A morte do príncipe Philip, marido da rainha Elizabeth 2ª, aos 99 anos, foi recebida como um fato natural e absolutamente previsível no dia 9 de abril. A imprensa noticiou o caso lembrando a “idade avançada” e o aumento, a cada dia, de limitações e redução de autonomia e dependência, a ponto de ele ter sido obrigado a abandonar as atribuições da realeza. No entanto, no dia 4 de maio, o jornal The Telegraph anunciou com exclusividade a informação de que a causa da morte que consta na certidão de óbito é “idade avançada”.
No Brasil, esta Folha atribuiu a morte do fotógrafo German Lorca, aos 98 anos (20 dias antes de completar 99), em 8 de maio, a “causas naturais”. Esses fatos, cada vez mais presentes, são percebidos com naturalidade devido à idade das pessoas. Todavia, no debate científico, estão longe de ser algo inconsequente para a sociedade em seu processo de envelhecimento populacional. Nos dois exemplos, houve o reconhecimento oficial da velhice como uma doença, e essa é uma questão a ser encarada face o avanço da ciência.
A partir de 1º de janeiro de 2022, a Organização Mundial da Saúde (OMS) reconhecerá oficialmente a velhice como doença. O código é MG2A e define “velhice sem presença de psicose”. Os médicos de Philip apenas se adiantaram ao que qualquer um de seus colegas poderá atestar em qualquer parte do planeta. A despeito da pandemia, esse deveria ser um tema relevante na pauta dos interessados em desenvolvimento econômico. É o que alerta a genética. Quanto aos planos de saúde, por exemplo: velhice será considerada uma doença preexistente?
O geneticista David A. Sinclair, autor do best-seller global “Tempo de Vida: Por que Envelhecemos —E Por que Não Precisamos”, é um dos maiores defensores da velhice como doença, e suas pesquisas como chefe de um dos principais laboratórios da Universidade Harvard buscam a cura da velhice. Com esse reconhecimento pela OMS, Sinclair espera receber mais recursos públicos para descobrir o gene do envelhecimento. Aliás, a área de maior investimento de gigantes do setor privado. Essa descoberta terá impactos socioeconômicos inéditos no que chamo de geopolítica do envelhecimento.
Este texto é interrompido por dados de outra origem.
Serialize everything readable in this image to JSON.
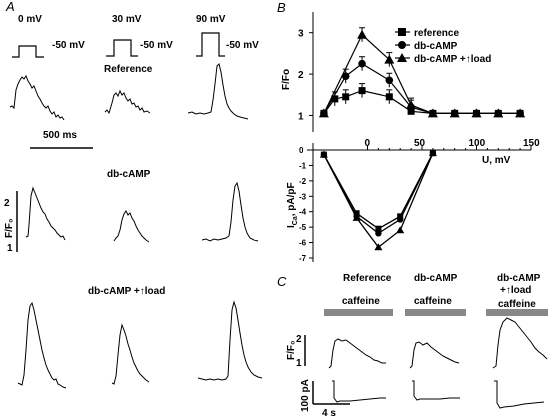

O debate sobre o tema é antigo nas ciências sociais. A negação desse ponto de vista foi mesmo o marco constitutivo de uma reformulação no campo específico de conhecimento a que se denomina gerontologia —inicialmente baseado em uma correlação negativa entre envelhecimento e modernidade e, mais tarde, arejado por uma pauta de transformações e possibilidades suscitadas por novas interpretações da velhice no século 20. Se no aspecto socioeconômico o Estado de bem-estar social descolou a velhice da pobreza, o avanço da medicina, o regramento de estilo de vida e a popularização de técnicas de rejuvenescimento emprestaram à ancianidade outras e várias imagens, bem distantes da então hegemônica senilidade ou decrepitude.
As pesquisas suscitadas pela Covid-19 em nonagenários que se curaram da doença podem, agora, acelerar a descoberta do gene do envelhecimento. Até lá, os países estarão diante de um desafio: regular a MG2A. A genética está bastante próxima de entregar uma vida muito além dos cem anos. Metade das crianças norte-americanas já viverá 104 anos, e metade das japonesas, 115.
A longevidade de grande conquista tornou-se um fator perturbador do capitalismo; por isso, está arrastando tantos descontentes, como o ministro da Economia, Paulo Guedes, que recentemente a lamentou sob razões fiscalistas.
Os geneticistas alertam os economistas para incluírem a economia da longevidade em suas projeções. Sinclair, por exemplo, esclarece que uma vida mais longa não significa, obrigatoriamente, mais tempo de trabalho. As transformações tecnológicas exigirão uma educação continuada que só será sustentável, diz ele, com ensino gratuito ou com uma renda básica universal, que permitirá uma reciclagem da força de trabalho de tempos em tempos, com “anos sabáticos”, sob pena de um crescimento exponencial de um exército de não empregáveis. Afinal, nem todos nascem príncipes.